Compared to where it used to be, Scott Konieczny, canola farmer and co-owner of Konieczny Seeds in Mannville, said last fall the canola price was closer to $11 per bushel, and it stayed between $10-$11 for the last few years.
“When I was a child I remember my dad being super happy when it hit $8 per bushel,” said Konieczny.
“I’d love for that canola price to be up there all the time, but I also know that is kind of unrealistic. I’d be happy if they just stay for a little while.”
Because you can hedge ahead in grain commodities, if producers think the market is going to go up or down, they can sell their next season’s crop by locking in the price ahead of time. Konieczny said usually the ‘new crop’ price is significantly lower, but the canola price for a September – October delivery is currently $12.70 a bushel (the ‘old crop’ price, which every one has in their bins, is the $16.25).
“The new crop price is already being affected because that’s usually closer to what a guy actually budgets for,” said Konieczny.
Danny Farkash, owner of Noralta Farms Ltd., doesn’t farm canola and said he isn’t sure why but it seems that right now, China is buying up everything – not just canola. He said just last week he dropped off a load of metal scraps to be recycled in Edmonton and the price for those had gone up as well.
“It seems like most of the commodities are very high and going up. We’re not sure why other than that it seems like China is buying it up,” said Farkash.
Konieczny said he thinks part of the canola market being so high is that in Europe they banned a seed treatment called a Neonicotinoid (an insecticide).
“That made it so that it essentially pushed producers away from using it. The crop is then susceptible to those insects so you have to go in with a ground spray or aerial spray multiple times,” said Konieczny.
“The input and cost just became too much for those European farmers. So, you take a bunch of canola out of the market and combine that with a shortage of tons in Canada as well, and the price just kind of skyrockets. There might be more demand in China too.”
A normal price for peas he said is between $6.50-$8, while right now you can get over $10 for old crop, and there are targets triggering around $9.50 for new crop.
He said for feed barley you can usually get between $3-$4 per bushel for an old crop, but that it has also gone “crazy” and now you can get anywhere from $5.50-$6.50. For the past few years, he said Canadian Prairie Spring (CPS) wheat has usually been between $5.50-$7, but it has also gone up and is selling as good as hard red spring wheat. He has seen bids for old crop CPS of $7.70 per bushel or higher.
“It’s not always cut and dry what is going to make the most money,” said Konieczny.

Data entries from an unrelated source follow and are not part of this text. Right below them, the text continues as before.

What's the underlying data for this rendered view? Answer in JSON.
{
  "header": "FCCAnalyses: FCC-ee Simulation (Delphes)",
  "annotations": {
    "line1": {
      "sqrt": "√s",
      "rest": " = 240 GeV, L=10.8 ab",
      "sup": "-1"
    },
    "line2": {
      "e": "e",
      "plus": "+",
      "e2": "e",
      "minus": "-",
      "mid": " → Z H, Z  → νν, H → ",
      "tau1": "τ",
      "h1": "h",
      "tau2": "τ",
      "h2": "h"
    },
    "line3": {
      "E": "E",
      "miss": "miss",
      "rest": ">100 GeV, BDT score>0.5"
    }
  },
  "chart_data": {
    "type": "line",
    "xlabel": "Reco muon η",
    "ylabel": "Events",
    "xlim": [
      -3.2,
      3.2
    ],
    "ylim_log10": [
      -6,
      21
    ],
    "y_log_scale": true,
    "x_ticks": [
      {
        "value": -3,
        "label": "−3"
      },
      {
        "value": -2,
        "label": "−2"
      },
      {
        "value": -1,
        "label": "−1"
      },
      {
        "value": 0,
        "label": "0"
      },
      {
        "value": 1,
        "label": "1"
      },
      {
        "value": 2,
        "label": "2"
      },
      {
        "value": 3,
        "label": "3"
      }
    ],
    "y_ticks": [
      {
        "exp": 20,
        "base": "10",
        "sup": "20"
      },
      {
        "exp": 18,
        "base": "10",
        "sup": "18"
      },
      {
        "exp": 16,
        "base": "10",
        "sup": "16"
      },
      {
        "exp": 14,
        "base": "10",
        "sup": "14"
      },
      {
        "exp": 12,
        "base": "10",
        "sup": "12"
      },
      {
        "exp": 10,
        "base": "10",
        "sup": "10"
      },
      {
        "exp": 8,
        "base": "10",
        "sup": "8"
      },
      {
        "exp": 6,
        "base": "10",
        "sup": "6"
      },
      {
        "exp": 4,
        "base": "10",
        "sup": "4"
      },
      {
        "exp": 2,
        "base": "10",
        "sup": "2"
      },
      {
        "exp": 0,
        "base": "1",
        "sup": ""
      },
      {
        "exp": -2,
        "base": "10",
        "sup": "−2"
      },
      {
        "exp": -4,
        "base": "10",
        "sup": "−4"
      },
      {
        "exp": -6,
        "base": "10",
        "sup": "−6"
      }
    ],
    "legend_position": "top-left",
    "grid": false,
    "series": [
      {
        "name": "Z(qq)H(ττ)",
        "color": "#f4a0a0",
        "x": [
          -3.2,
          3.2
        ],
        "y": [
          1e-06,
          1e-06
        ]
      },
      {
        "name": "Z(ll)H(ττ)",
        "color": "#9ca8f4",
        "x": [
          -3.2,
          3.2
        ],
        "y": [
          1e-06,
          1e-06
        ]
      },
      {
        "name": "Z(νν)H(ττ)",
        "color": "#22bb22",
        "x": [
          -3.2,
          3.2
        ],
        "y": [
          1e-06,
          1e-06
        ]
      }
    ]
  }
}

“Some are less labourous, some have less standards when you are selling which factors into price. Another big thing is crop rotation – you can’t just always grow the same thing or you will have disease, weeds, insects, or resistance issues.
He said their seed company specializes more the cereals and pulses, but from a farmer’s perspective, he predicted that some people will be changing a few hundred acres or a few quarters out from spring wheat or something into canola in order to get more acres into next year’s canola market.